そこでカミュは誘導されたのだと推測し、一輝も振り返りつつそれが当たりとらしく肯定する。
「その様子だと俺らを待っていたようだが、何の用だ?」
「・・・カノンからの伝言を預かってきた」
「なにっ、カノン?・・・ってことはお前、バチカルに行ってたってのか?」
「いかにも・・・」
「っておいおい、いきなり何小宇宙高めてんだよ・・・しかもその構え、幻魔拳か・・・?」
「どういうつもりだ、一輝・・・?」
デスマスクがその姿に用向きを問い掛けるが一輝は質問に答えつつも言葉通りに小宇宙を高め、人差し指を持ち上げていったためにカミュもその姿に警戒心を露にしながら戦闘体勢にそっと入る。
「案ずる事はない。確かに幻魔拳を放つつもりではいるが攻撃の為ではない。事情の説明の為に俺が見てきた物を見せるだけだ」
「・・・幻魔拳でそんなことが出来んのか?」
「威力の調節に見せる光景を選ぶことくらい容易いことだ。最も、俺の事を信用出来んと言うなら口で説明するが・・・」
「いや、信用しよう。一輝は余計な事はしないし出来ない事も言わないだろう。俺は受けよう」
「・・・アイオロスがそう言うなら、私もそうしましょう」
「・・・ま、今は敵でもねぇんだし加減出来るってんなら構わねぇか」
そんな三人にすぐに一輝は幻魔拳は映像を見せるだけと言いつつも嫌ならしないと言うが、アイオロスが切り出したこともあってカミュにデスマスクも仕方ないと警戒を解いて了承を返す。

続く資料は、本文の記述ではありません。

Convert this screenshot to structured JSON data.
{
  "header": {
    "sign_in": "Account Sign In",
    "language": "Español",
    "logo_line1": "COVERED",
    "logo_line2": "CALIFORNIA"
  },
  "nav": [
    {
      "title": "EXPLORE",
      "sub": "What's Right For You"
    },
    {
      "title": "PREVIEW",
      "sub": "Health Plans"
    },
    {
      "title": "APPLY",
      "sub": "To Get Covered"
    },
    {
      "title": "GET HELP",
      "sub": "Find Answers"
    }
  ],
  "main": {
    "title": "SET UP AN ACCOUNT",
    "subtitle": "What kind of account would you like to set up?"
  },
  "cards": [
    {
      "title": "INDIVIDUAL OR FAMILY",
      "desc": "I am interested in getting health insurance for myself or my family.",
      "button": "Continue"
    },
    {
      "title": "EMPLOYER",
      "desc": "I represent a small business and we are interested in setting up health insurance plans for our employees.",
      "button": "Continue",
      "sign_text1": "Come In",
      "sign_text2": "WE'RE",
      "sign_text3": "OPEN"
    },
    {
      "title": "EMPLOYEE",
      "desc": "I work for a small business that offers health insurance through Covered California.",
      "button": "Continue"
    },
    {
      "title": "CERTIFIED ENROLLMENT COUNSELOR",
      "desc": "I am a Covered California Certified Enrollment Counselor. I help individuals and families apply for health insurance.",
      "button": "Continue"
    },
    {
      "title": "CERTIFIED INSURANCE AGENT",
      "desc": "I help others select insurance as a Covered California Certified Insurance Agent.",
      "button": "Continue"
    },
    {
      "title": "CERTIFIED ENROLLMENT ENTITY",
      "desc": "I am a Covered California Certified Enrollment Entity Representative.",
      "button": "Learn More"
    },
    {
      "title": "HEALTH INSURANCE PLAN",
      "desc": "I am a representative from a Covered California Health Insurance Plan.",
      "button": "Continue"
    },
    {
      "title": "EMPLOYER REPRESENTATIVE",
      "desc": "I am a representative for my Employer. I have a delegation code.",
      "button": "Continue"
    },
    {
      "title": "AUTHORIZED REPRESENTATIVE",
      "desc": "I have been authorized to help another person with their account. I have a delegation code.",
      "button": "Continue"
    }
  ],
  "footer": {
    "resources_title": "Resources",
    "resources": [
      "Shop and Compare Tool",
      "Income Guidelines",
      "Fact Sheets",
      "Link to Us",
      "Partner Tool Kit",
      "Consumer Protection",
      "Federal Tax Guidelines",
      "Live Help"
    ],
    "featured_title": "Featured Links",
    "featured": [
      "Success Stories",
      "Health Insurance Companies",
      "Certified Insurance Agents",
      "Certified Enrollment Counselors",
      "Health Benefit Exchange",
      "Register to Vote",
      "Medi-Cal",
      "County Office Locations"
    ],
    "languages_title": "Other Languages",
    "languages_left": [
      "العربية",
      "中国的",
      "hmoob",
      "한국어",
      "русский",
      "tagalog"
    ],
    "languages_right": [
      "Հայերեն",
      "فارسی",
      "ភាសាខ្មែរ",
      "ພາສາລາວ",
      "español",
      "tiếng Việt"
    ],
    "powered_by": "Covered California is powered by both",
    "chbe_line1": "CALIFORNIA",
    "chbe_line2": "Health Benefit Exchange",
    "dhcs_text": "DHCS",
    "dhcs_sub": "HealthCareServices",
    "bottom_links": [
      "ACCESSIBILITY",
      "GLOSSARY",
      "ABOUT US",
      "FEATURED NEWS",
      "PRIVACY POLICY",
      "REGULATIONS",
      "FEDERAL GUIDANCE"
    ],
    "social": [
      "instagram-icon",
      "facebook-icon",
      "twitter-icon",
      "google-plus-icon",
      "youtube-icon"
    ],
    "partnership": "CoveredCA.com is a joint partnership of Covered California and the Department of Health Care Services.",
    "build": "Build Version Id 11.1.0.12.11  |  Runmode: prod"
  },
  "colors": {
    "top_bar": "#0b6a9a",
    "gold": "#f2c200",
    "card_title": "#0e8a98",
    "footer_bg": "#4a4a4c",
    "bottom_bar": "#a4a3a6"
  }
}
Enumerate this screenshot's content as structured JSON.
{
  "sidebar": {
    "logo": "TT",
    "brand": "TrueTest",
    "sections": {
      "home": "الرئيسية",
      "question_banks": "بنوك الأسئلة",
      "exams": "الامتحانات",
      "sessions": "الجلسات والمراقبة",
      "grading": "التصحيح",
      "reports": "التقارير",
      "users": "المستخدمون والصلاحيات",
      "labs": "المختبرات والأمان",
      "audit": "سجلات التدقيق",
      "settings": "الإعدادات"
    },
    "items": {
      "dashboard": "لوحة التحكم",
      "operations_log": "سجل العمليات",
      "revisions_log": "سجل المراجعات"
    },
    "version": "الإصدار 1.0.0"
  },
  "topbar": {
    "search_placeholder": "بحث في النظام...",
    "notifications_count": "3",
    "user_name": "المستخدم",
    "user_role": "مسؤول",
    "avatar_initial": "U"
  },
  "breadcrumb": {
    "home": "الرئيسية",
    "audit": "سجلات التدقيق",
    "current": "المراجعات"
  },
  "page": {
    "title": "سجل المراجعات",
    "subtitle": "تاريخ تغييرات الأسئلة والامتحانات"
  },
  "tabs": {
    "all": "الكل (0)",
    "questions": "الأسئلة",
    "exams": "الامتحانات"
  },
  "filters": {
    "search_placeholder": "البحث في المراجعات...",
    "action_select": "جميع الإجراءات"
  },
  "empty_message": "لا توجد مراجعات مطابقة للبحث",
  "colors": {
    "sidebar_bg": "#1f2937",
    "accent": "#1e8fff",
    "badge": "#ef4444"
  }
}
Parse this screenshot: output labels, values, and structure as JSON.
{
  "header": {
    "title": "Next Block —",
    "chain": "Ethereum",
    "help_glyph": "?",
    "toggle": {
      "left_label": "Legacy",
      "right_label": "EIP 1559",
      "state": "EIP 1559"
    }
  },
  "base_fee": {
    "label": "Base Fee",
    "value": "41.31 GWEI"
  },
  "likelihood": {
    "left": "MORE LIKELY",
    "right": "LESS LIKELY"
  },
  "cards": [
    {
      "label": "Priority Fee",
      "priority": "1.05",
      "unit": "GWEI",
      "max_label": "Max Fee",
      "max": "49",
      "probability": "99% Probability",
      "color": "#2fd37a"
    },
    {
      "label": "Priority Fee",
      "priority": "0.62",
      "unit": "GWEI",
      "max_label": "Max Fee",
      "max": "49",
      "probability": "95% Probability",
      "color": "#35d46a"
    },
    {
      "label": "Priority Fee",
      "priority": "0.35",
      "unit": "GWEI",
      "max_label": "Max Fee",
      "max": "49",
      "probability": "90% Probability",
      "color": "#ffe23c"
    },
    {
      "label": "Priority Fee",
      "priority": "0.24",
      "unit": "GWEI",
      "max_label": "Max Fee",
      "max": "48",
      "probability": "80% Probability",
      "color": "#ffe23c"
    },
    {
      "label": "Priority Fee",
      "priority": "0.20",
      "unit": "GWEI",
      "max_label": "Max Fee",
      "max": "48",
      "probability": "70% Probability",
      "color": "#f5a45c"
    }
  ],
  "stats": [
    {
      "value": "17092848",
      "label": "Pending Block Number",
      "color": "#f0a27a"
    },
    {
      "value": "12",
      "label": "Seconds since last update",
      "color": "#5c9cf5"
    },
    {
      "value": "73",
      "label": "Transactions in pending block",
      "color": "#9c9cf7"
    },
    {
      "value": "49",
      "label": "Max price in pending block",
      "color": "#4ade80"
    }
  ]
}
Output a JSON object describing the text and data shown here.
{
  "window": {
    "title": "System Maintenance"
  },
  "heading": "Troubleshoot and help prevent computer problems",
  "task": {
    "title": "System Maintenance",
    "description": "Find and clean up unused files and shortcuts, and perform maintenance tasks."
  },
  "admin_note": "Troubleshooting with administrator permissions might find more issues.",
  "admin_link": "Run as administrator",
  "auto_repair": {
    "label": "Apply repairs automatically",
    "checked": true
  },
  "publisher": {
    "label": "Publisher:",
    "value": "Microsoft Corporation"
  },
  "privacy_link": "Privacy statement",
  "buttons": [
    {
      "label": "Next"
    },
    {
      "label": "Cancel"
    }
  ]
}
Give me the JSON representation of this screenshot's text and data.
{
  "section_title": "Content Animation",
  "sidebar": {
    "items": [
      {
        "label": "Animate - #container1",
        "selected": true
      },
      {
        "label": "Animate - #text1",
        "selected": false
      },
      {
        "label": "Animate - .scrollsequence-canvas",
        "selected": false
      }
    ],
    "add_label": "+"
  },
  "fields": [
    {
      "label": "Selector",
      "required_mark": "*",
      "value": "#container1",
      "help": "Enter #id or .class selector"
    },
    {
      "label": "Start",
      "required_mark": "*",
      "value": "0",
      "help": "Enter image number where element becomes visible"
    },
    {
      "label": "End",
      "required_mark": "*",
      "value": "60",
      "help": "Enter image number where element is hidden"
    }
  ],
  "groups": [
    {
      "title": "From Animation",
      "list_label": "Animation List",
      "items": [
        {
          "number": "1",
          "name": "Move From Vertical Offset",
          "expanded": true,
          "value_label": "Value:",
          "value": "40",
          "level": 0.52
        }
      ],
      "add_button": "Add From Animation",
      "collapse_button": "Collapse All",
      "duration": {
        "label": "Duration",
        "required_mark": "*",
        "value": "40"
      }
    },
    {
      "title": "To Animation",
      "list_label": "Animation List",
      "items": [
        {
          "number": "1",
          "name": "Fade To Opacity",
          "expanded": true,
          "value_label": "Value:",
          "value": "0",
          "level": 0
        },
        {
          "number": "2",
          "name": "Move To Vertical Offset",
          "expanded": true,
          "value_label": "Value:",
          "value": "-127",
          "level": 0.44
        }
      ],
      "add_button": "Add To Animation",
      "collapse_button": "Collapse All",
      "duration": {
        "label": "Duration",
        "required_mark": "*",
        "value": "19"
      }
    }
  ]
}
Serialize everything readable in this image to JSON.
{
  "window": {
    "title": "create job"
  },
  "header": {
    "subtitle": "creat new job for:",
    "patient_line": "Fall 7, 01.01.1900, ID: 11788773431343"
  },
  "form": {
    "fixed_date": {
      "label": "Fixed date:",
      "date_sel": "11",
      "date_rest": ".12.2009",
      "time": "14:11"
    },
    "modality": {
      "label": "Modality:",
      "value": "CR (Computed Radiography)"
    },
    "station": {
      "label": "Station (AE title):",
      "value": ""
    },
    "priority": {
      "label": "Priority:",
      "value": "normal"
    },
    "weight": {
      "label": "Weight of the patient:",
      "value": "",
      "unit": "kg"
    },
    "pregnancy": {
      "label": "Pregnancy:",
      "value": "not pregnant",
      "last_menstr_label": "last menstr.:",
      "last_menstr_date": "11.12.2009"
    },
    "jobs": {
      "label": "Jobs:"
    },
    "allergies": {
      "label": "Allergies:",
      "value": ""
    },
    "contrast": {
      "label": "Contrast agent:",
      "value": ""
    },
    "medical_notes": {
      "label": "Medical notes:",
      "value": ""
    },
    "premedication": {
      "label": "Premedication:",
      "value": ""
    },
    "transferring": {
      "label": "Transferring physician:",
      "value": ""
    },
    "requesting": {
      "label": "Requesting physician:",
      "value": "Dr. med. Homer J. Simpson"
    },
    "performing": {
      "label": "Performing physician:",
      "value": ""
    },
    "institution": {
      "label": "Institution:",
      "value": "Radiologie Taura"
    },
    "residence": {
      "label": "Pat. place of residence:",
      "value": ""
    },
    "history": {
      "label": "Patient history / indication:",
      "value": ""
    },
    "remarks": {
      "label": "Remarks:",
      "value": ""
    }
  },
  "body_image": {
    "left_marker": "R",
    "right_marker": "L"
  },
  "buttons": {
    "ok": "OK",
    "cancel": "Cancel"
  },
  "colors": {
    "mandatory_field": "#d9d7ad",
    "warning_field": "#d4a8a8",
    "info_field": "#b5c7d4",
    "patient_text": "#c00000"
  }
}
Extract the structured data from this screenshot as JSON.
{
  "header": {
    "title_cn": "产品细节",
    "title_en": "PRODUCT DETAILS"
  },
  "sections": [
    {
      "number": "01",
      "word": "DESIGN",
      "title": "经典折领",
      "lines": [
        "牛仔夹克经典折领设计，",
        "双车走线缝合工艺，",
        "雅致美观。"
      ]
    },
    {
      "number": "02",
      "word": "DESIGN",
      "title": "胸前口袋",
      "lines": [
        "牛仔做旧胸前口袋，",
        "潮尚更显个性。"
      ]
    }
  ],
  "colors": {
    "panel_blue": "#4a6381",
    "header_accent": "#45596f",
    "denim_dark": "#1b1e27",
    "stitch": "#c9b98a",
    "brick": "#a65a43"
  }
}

「・・・なら幻魔拳を放とう。だがある意味では悪夢と言える光景が待っている・・・その事は覚悟しておけ」
「は?それはどういう・・・」



「鳳凰幻魔拳!」



「っ・・・あの野郎、問答無用で幻魔拳をかけやがった・・・!」
その返事に再度指を上げながら注意を促す一輝にデスマスクが質問をしようとするが、額にポンと当たった軽い衝撃と目の前で切り替わった景色に苛立ちを浮かべる。
「そこまでにしておけ、デスマスク・・・して、ここは見た所城の中のようだが・・・」
「・・・む?一輝が現れたが、この部屋に何の用だ?やけに険しい顔になっているが・・・」
「ん?・・・つーか何をしてたんだよ、一輝は・・・?」
その傍らにいたカミュがなだめの言葉をかけつつ辺りを見渡せば、空を舞っているような形の中で見たのは城の中らしき豪華な調度品に整えられた通路。そこでカミュの言葉を継ぐようアイオロスが下に見える光景に声を上げれば、デスマスクも幻魔拳の中の一輝を睨むように同行に注目する。